As to the terminal stage of our species, technological progress is showing not that we’re entering an age of even more daring expansion, as in the infancy of a science-fictional galactic empire, but that we’ve already lapsed into the indignities of our collective decrepitude. Technological power addicts and infantilizes the mob, bent as it is on endless, self-destructive consumption and for which the inscrutable inner workings of machines are perfectly magical. Thus, the so-called Age of Reason re-establishes Stone Age animism—except that our collective folly isn’t as inevitable as a child’s, since the child can’t know any better; we, rather, have millennia of historical memories at our disposal. Such collective experience only establishes the irony that while we late modernists have the potential to endure with wisdom, our fate has been sealed by mindless hyperdimensional cycles and as our mutual senility sets in and we’re poised to self-destruct after a flurry of high-tech disgraces that consume our higher self and calling even as we seek to consume the planet, we face the demise of our kind.

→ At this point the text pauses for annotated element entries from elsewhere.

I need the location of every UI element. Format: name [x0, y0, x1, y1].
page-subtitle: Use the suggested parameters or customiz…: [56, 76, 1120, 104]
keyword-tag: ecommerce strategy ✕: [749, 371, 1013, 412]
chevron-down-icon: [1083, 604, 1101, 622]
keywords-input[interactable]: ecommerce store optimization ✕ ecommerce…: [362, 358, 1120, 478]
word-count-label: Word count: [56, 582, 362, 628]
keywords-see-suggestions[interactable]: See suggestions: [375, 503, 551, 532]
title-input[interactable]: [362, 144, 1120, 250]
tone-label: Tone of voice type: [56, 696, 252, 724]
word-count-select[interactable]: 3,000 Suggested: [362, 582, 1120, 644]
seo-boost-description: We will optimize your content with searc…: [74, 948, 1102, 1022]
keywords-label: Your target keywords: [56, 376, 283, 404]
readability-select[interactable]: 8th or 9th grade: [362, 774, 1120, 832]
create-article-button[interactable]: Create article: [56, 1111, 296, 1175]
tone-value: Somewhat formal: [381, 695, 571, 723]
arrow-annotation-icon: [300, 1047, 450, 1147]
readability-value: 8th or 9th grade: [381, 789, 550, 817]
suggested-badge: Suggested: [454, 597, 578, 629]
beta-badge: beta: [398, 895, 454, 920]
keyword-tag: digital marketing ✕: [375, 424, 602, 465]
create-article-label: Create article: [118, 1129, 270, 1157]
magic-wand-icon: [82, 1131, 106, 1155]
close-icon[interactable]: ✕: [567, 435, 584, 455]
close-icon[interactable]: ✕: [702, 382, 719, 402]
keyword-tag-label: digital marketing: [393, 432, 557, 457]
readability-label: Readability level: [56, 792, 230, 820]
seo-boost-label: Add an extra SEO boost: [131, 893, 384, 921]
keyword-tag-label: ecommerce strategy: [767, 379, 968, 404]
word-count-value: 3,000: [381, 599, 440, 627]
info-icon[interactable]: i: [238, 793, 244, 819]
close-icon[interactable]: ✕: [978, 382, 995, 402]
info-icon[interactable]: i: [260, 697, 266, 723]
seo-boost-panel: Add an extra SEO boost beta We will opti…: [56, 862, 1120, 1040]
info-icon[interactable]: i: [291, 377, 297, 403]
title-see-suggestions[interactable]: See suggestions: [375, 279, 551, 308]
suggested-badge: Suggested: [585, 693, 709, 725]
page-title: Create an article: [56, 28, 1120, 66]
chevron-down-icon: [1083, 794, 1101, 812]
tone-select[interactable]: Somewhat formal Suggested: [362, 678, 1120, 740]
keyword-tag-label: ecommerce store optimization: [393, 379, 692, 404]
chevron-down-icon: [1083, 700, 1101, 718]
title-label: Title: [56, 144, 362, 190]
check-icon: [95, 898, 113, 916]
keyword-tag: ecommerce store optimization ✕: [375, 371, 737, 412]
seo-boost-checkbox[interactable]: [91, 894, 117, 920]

The child’s boundless imagination, which might have spoiled her by imprisoning her in a dream world, instead carries the seed that devastates her innocence by providing the hypotheses she tests with her experience, thus enabling her to control her life, and so the power of her emerging ego corrupts and disillusions her as she ages. The adult’s Faustian pride which seeks everlasting life is in turn undermined by the very natural world which she’d tamed with her technoscientific mastery, and so she succumbs to old age and expires. In the same way, irony is collectively maximized as the innocence of animistic hunter gatherers set the stage for our shared arrogance and corruption as we became apex predators and dominated the planet in the Anthropocene Age, and as our so-called modern diversions signify only our chronological advancement unto our imminent extinction, not any spiritual or ethical progress. At the zenith of our power, when we seem most like gods, with an internet brimming with knowledge and with myriad tools at our disposal, that’s when Lord Irony must strike us down. Thus, the very attributes which seem to ennoble us—our autonomy, knowledge, and power—are instead the instruments of our destruction.

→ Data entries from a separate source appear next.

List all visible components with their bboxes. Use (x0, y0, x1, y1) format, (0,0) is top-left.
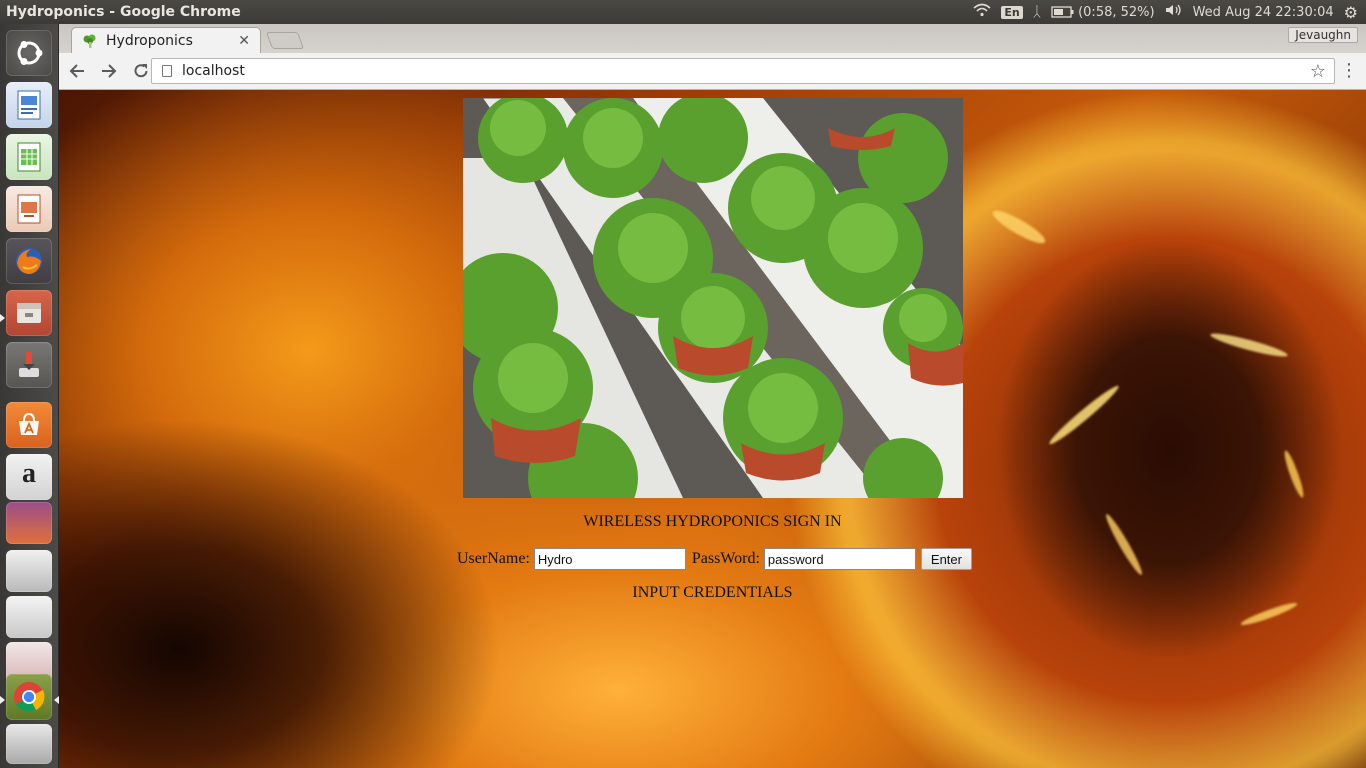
page-viewport: WIRELESS HYDROPONICS SIGN IN UserName: P… (59, 90, 1366, 768)
app-stack-icon-1[interactable] (6, 502, 52, 544)
battery-indicator[interactable]: (0:58, 52%) (1051, 5, 1155, 20)
trash-stack-icon[interactable] (6, 724, 52, 764)
password-label: PassWord: (691, 550, 760, 567)
unity-launcher: a (0, 24, 59, 768)
browser-window: Hydroponics ✕ Jevaughn localhost ☆ ⋮ (59, 24, 1366, 90)
impress-icon[interactable] (6, 186, 52, 232)
running-indicator (0, 314, 5, 322)
page-info-icon[interactable] (162, 65, 172, 77)
running-indicator (0, 696, 5, 704)
keyboard-layout-indicator[interactable]: En (1001, 5, 1023, 19)
profile-name-button[interactable]: Jevaughn (1288, 27, 1358, 43)
back-arrow-icon[interactable] (63, 57, 91, 85)
battery-text: (0:58, 52%) (1078, 4, 1155, 20)
sun-flare-decoration (1239, 599, 1299, 629)
browser-toolbar: localhost ☆ ⋮ (59, 53, 1366, 90)
sun-flare-decoration (989, 205, 1049, 249)
app-stack-icon-2[interactable] (6, 550, 52, 592)
username-label: UserName: (457, 550, 530, 567)
address-bar[interactable]: localhost ☆ (151, 58, 1335, 84)
tab-close-icon[interactable]: ✕ (238, 33, 250, 49)
broccoli-favicon-icon (82, 33, 98, 49)
software-center-icon[interactable] (6, 402, 52, 448)
sun-flare-decoration (1281, 449, 1307, 499)
files-icon[interactable] (6, 290, 52, 336)
ubuntu-dash-icon[interactable] (6, 30, 52, 76)
amazon-icon[interactable]: a (6, 454, 52, 500)
installer-icon[interactable] (6, 342, 52, 388)
tab-hydroponics[interactable]: Hydroponics ✕ (71, 27, 261, 53)
chrome-menu-icon[interactable]: ⋮ (1340, 59, 1358, 83)
clock[interactable]: Wed Aug 24 22:30:04 (1193, 5, 1334, 20)
writer-icon[interactable] (6, 82, 52, 128)
signin-title: WIRELESS HYDROPONICS SIGN IN (583, 513, 842, 530)
username-input[interactable] (533, 548, 686, 570)
tab-title: Hydroponics (106, 32, 193, 49)
volume-icon[interactable] (1165, 3, 1183, 21)
firefox-icon[interactable] (6, 238, 52, 284)
new-tab-button[interactable] (265, 32, 305, 49)
forward-arrow-icon[interactable] (95, 57, 123, 85)
sun-flare-decoration (1046, 382, 1122, 448)
window-title: Hydroponics - Google Chrome (6, 4, 241, 20)
signin-form: UserName: PassWord: Enter (457, 547, 972, 571)
password-input[interactable] (763, 548, 916, 570)
wifi-icon[interactable] (973, 3, 991, 21)
os-top-panel: Hydroponics - Google Chrome En ᛸ (0:58, … (0, 0, 1366, 24)
chrome-icon[interactable] (6, 674, 52, 720)
tab-strip: Hydroponics ✕ Jevaughn (59, 24, 1366, 53)
panel-indicators: En ᛸ (0:58, 52%) Wed Aug 24 22:30:04 ⚙ (973, 3, 1366, 22)
enter-button[interactable]: Enter (920, 548, 972, 570)
hydroponics-photo (463, 98, 963, 498)
bookmark-star-icon[interactable]: ☆ (1310, 61, 1326, 82)
settings-gear-icon[interactable]: ⚙ (1344, 3, 1358, 22)
battery-icon (1051, 6, 1074, 18)
sun-flare-decoration (1209, 329, 1289, 361)
calc-icon[interactable] (6, 134, 52, 180)
url-text: localhost (182, 63, 245, 79)
status-message: INPUT CREDENTIALS (632, 584, 793, 601)
bluetooth-icon[interactable]: ᛸ (1033, 4, 1041, 20)
app-stack-icon-3[interactable] (6, 596, 52, 638)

We know we’ve entered our terminal phase when the alleged adults in charge are asleep at the switch, when our hard-won understanding of how the world works is squandered by governments and when our machines run amok and destroy us with a thousand unintended consequences. Just as the individual adult must succumb to old age and die, our species, like all others, must be extinguished. We clever hominids have a uniquely rich inner life, and so the human individual can serve as a microcosm. Our populations as wholes recapitulate the stages of the average individual’s development, because the herds emerge in cultural forms which extend the mind of each individual who identifies with the group to maintain her self-esteem. Thus, the very traits that define us are currently in the process of ending our reign—especially our creativity, arrogance, and narrow-minded reason. Our technological accretions are the cancer cells that can unseat us many times over. How else could a uniquely mighty and ambitious species, that seems to have conquered the planet and beaten Mother Nature into submission, join all the other species in death except by killing itself with maximal irony?